Most people would think giving up a well paid job as a scientist for the MoD and working part-time in a bookshop, whilst doing charity work in the midst of a recession, is crazy. But that’s exactly what Miss Jones has done. She has taken a leap of faith that few of us are willing to make and now she is reaping the rewards. I met Miss Jones on her return from L’Aquila, the Italian town hit by a massive earthquake earlier this month. My first thought was that the photographs of Miss Jones in her Shelterbox T-Shirt, standing by a recently constructed tent in the village of Assergi, don’t do her justice.
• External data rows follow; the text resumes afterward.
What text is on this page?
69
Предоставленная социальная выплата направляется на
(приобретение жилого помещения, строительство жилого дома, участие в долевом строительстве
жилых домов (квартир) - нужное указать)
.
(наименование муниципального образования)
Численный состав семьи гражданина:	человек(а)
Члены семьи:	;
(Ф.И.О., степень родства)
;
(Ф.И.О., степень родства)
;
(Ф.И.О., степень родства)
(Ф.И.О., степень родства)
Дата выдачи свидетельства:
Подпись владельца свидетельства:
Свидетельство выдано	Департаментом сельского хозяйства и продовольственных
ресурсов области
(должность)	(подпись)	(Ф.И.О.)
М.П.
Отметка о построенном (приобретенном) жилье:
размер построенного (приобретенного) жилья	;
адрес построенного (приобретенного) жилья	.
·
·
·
But then the slim 36-year-old had travelled for 36 hours to reach the quake hit region as a member of the Shelterbox Response Team. As the team arrived in the shadow of Gran Sasso d’Italia (the Great Stone of Italy), snow-capped mountains and green fields masked the destruction. In the village of Assergi, 20kms from the epicentre of the earthquake in the Abruzzo region of central Italy, hundreds of families began to wake up and get out of their cars. The quake, which killed nearly 300 people, injured thousands and left hundreds of families homeless, caused wide spread devastation in the early hours of Monday April 6. Measuring 6.3 on the Richter Scale the earthquake and subsequent nightly aftershocks had turned the town of L’Aquila into a river of rubble. Villagers living in Assergi had been told to leave their unstable homes. Seeking shelter in nearby fields they had abandoned houses with cracks in the walls and debris from upstairs bedrooms weighing down on kitchen tables below. Miss Jones trained as a response team member with Shelterbox, a Cornish based charity which provides boxes including 10 man tents, cooking utensils, tool kits and blankets to people in disaster struck areas. It was her first deployment. The well-travelled, Italian speaking scientist who works part-time in Waterstones, had shaken free of her previous office based existence.

1 comment:

  1. Hiya Laura,

    That's something, hey! If only there were more people in this world willing to make such sacrifices.

    Hope you're well... all sun & smiles here. BestWishes, Shane.